When she resumed work three days after giving birth. She says, “It wasn’t so much about it being paid; it was that there was no one to do the work.”
This is not a problem just for advisors at small RIAs, which sometimes number two or three employees. Solo advisors at large firms can face the same dilemma.
Yet some help might be on the way. An increasing number of advisors work on teams, and technology makes it easier to work remotely via email, Skype or another tool.
“I worked right up until I had my son, and I made sure when I was home with him that I was always available for a call,” notes advisor Liz Weikes. “Sometimes that’s all a client needs.”

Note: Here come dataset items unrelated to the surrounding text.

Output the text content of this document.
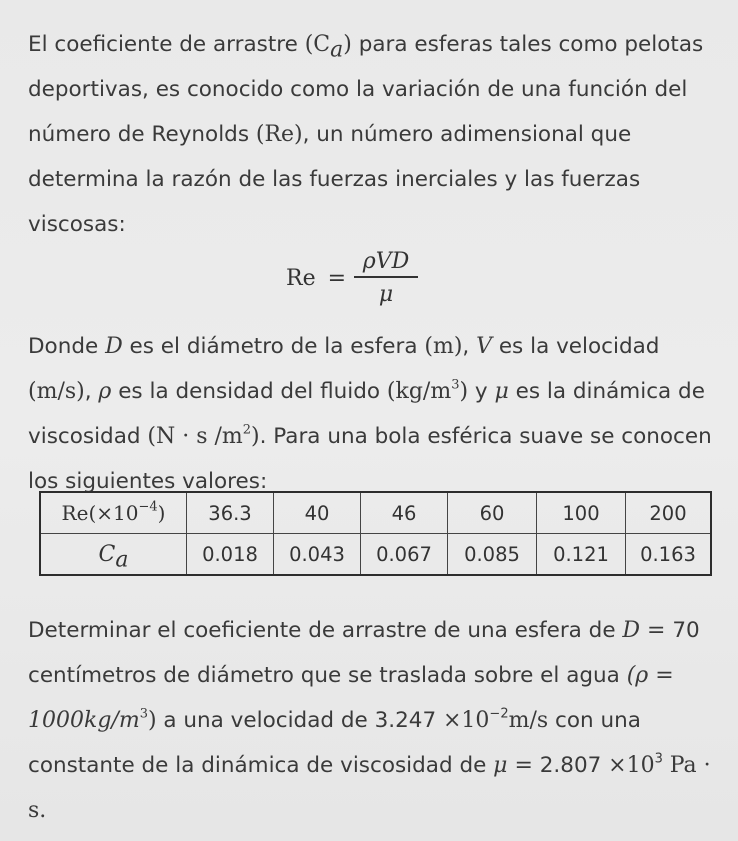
El coeficiente de arrastre $(C_a)$ para esferas tales como pelotas deportivas, es conocido como la variación de una función del número de Reynolds (Re), un número adimensional que determina la razón de las fuerzas inerciales y las fuerzas viscosas:

$Re = \frac{\text{ρVD}}{\mu}$

Donde D es el diámetro de la esfera (m), V es la velocidad (m/s), ρ es la densidad del fluido $(kg/m^3)$ y μ es la dinámica de viscosidad (N · s $/m^2$). Para una bola esférica suave se conocen los siguientes valores:

$Re(\times 10^{-4})$	36.3	40	46	60	100	200
$C_a$	0.018	0.043	0.067	0.085	0.121	0.163

Determinar el coeficiente de arrastre de una esfera de D = 70 centímetros de diámetro que se traslada sobre el agua $(\rho = 1000kg/m^3)$ a una velocidad de $3.247 \times 10^{-2}m/s$ con una constante de la dinámica de viscosidad de $\mu = 2.807 \times 10^3$ Pa · s.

Weikes, who works at J.P. Morgan Securities, the bank’s high-end brokerage unit, took six weeks’ paid leave when she had her first son.
Its parent, JPMorgan, which has roughly 250,000 employees, offers 16 weeks of paid family leave to the primary parental caregiver and two weeks paid to the non-primary parental caregiver. This is on top of other benefits, such as a mentoring program for mothers returning to work, according to a spokeswoman.
Weikes is due to give birth to her second child this summer and plans to take six weeks off, she says.
“Obviously, I’m not looking for new business opportunities while I’m at home with a newborn,” she says.
Instead, Weikes and other new parents in wealth management say they have rethought their approach to client acquisition.
“When you are starting a family, you refocus on how you are building your business. So instead of going out for drinks after work, you reshuffle, and you say, I’ll go out one night a week, and I’ll do luncheons instead,” she says.
When O’Neal gave birth to her second child, she focused on delegating more tasks and easing her way back into work. “Our second time around, I would check my emails in the afternoon,” she says. “Our operations person sent me a daily update to let me know what was going on. I responded with whatever input was needed. I think we were overall better prepared. We actually joke that our business grew more that quarter, so maybe I was better off at home.”
Management also needs to assure employees that they are welcome to take advantage of available benefits. “Coming back to work when you have a little one at home is not a piece of cake,” says John C. Abusaid, president and COO of Halbert Hargrove.
In addition to the four months of leave mandated by the state government, the firm, based in Long Beach, California, offers two weeks’ vacation at the beginning of maternity or paternity leave, as well as flextime for employees. In July, Halbert Hargrove updated its policy to also make up the difference if the state doesn’t cover an employee’s full salary.
“We believe that, if you invest in people, you’ll more than get your return in the long run,” Abusaid says, noting many of the firm’s roughly three dozen employees are at the age at which they could be starting families.
Still, the efforts of a few small independent advisors who are forward thinking might not be enough.
“It requires leadership from the larger players who can generate the most impact because they have the most dollars,” Boneparth says.
He acknowledges that it is a complex issue: Is there a one-size-fits-all approach for an industry with a wide spectrum of business models and firm sizes? But tackling this problem, Boneparth says, would go a long way toward helping independent firms attract and retain young, diverse talent.
Should more advisors have access to such benefits, they might have experiences similar to that of Parker Trasborg, who took two weeks’ paid family leave plus two weeks of vacation after the birth last year of his daughter.
A planner with CJM Wealth Advisers in Fairfax, Virginia, Trasborg says he loved those four weeks.
“I took her out for walks because it was the end of August through September. It gave my wife a bit of a break, since she was the one mostly dealing with the lack of sleep,” Trasborg says. “It was probably one of the longest periods of time I’ll get to spend with her uninterrupted until maybe I retire.”